LE RAFFINÉ
Un
fendant, un raffiné.
Poésies
de Scarron.
-
« Mes crocs aiguisés en pointes
ressemblent à la queue de la tarasque, mon linge est aussi blanc qu’une nappe
de cabaret, et mon pourpoint n’est pas plus vieux que les tapisseries de la
couronne.
« S’imaginerait-on
jamais, à voir ma pimpante dégaine, que la faim, logée dans mon ventre, y tire,
- la bourrèle ! – une corde qui m’étrangle comme un pendu !
« Ah !
si de cette fenêtre, où grésille une lumière, était seulement tombée dans la
corne de mon feutre, une mauviette rôtie au lieu de cette fleur fanée !
« La
place Royale est, ce soir, aux falots, claire comme une chapelle ! -
« Gare la litière ! » - « Fraîche limonade ! » -
« Macarons de Naples ! » - « Or çà, petit, que je goûte
avec le doigt ta truite à la sauce ! Drôle ! il manque les épices
dans ton poisson d’avril ! »
« N’est-ce
pas la Marion De l’Orme au bras du duc de Longueville ? Trois bichons la
suivent en jappant.

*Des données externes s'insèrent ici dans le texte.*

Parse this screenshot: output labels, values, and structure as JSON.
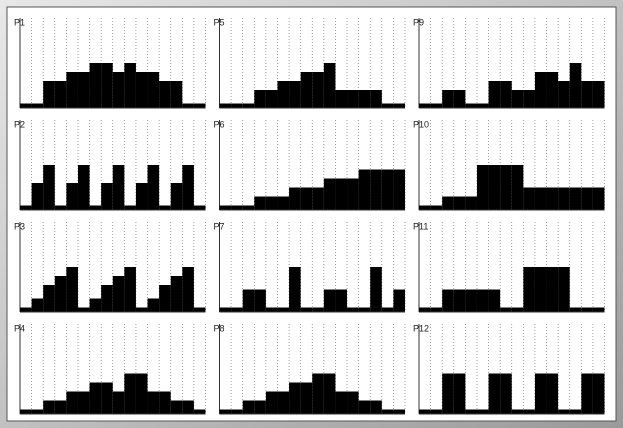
{
  "chart_data": [
    {
      "type": "bar",
      "title": "P1",
      "values": [
        0.5,
        0.5,
        3,
        3,
        4,
        4,
        5,
        5,
        4,
        5,
        4,
        4,
        3,
        3,
        0.5,
        0.5
      ],
      "color": "#000000",
      "ylim": [
        0,
        10
      ],
      "grid": true
    },
    {
      "type": "bar",
      "title": "P5",
      "values": [
        0.5,
        0.5,
        0.5,
        2,
        2,
        3,
        3,
        4,
        4,
        5,
        2,
        2,
        2,
        2,
        0.5,
        0.5
      ],
      "color": "#000000",
      "ylim": [
        0,
        10
      ],
      "grid": true
    },
    {
      "type": "bar",
      "title": "P9",
      "values": [
        0.5,
        0.5,
        2,
        2,
        0.5,
        0.5,
        3,
        3,
        2,
        2,
        4,
        4,
        3,
        5,
        3,
        3
      ],
      "color": "#000000",
      "ylim": [
        0,
        10
      ],
      "grid": true
    },
    {
      "type": "bar",
      "title": "P2",
      "values": [
        0.5,
        3,
        5,
        0.5,
        3,
        5,
        0.5,
        3,
        5,
        0.5,
        3,
        5,
        0.5,
        3,
        5,
        0.5
      ],
      "color": "#000000",
      "ylim": [
        0,
        10
      ],
      "grid": true
    },
    {
      "type": "bar",
      "title": "P6",
      "values": [
        0.5,
        0.5,
        0.5,
        1.5,
        1.5,
        1.5,
        2.5,
        2.5,
        2.5,
        3.5,
        3.5,
        3.5,
        4.5,
        4.5,
        4.5,
        4.5
      ],
      "color": "#000000",
      "ylim": [
        0,
        10
      ],
      "grid": true
    },
    {
      "type": "bar",
      "title": "P10",
      "values": [
        0.5,
        0.5,
        1.5,
        1.5,
        1.5,
        5,
        5,
        5,
        5,
        2.5,
        2.5,
        2.5,
        2.5,
        2.5,
        2.5,
        2.5
      ],
      "color": "#000000",
      "ylim": [
        0,
        10
      ],
      "grid": true
    },
    {
      "type": "bar",
      "title": "P3",
      "values": [
        0.5,
        1.5,
        3,
        4,
        5,
        0.5,
        1.5,
        3,
        4,
        5,
        0.5,
        1.5,
        3,
        4,
        5,
        0.5
      ],
      "color": "#000000",
      "ylim": [
        0,
        10
      ],
      "grid": true
    },
    {
      "type": "bar",
      "title": "P7",
      "values": [
        0.5,
        0.5,
        2.5,
        2.5,
        0.5,
        0.5,
        5,
        0.5,
        0.5,
        2.5,
        2.5,
        0.5,
        0.5,
        5,
        0.5,
        2.5
      ],
      "color": "#000000",
      "ylim": [
        0,
        10
      ],
      "grid": true
    },
    {
      "type": "bar",
      "title": "P11",
      "values": [
        0.5,
        0.5,
        2.5,
        2.5,
        2.5,
        2.5,
        2.5,
        0.5,
        0.5,
        5,
        5,
        5,
        5,
        0.5,
        0.5,
        0.5
      ],
      "color": "#000000",
      "ylim": [
        0,
        10
      ],
      "grid": true
    },
    {
      "type": "bar",
      "title": "P4",
      "values": [
        0.5,
        0.5,
        1.5,
        1.5,
        2.5,
        2.5,
        3.5,
        3.5,
        2.5,
        4.5,
        4.5,
        2.5,
        2.5,
        1.5,
        1.5,
        0.5
      ],
      "color": "#000000",
      "ylim": [
        0,
        10
      ],
      "grid": true
    },
    {
      "type": "bar",
      "title": "P8",
      "values": [
        0.5,
        0.5,
        1.5,
        1.5,
        2.5,
        2.5,
        3.5,
        3.5,
        4.5,
        4.5,
        2.5,
        2.5,
        1.5,
        1.5,
        0.5,
        0.5
      ],
      "color": "#000000",
      "ylim": [
        0,
        10
      ],
      "grid": true
    },
    {
      "type": "bar",
      "title": "P12",
      "values": [
        0.5,
        0.5,
        4.5,
        4.5,
        0.5,
        0.5,
        4.5,
        4.5,
        0.5,
        0.5,
        4.5,
        4.5,
        0.5,
        0.5,
        4.5,
        4.5
      ],
      "color": "#000000",
      "ylim": [
        0,
        10
      ],
      "grid": true
    }
  ]
}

Elle a de beaux diamants dans les yeux, la jeune
courtisane ! – Il a de beaux rubis sur le nez, le vieux
courtisan ! »
*
Van Dyck (1599 - 1641) |
Le
texte est issu du Second livre des
Fantaisies de Gaspard de la Nuit, Le
vieux Paris.
Les
crocs sont ici les extrémités de la moustache ; la tarasque était une bête
immonde terrorisant les environs de Tarascon jusqu’à ce que sainte Marthe,
patronne de la ville, y mette bon ordre. Bourrèle est le féminin de bourreau. La mauviette dont rêve le raffiné est
une alouette grasse. La place Royale est l’ancien nom de la place des Vosges,
ainsi rebaptisée en 1800 pour honorer la diligence du département à payer
l’impôt pendant la Révolution.
Victor
Hugo a consacré un drame à Marion de Lorme (l’orthographe du nom est
fluctuante). Les rubis du duc de Longueville sont plus prosaïquement de gros
boutons rouges. Enfin, se panader signifie se pavaner ; Bertrand est allé
chercher ce verbe charmant chez les auteurs du XVIIe siècle.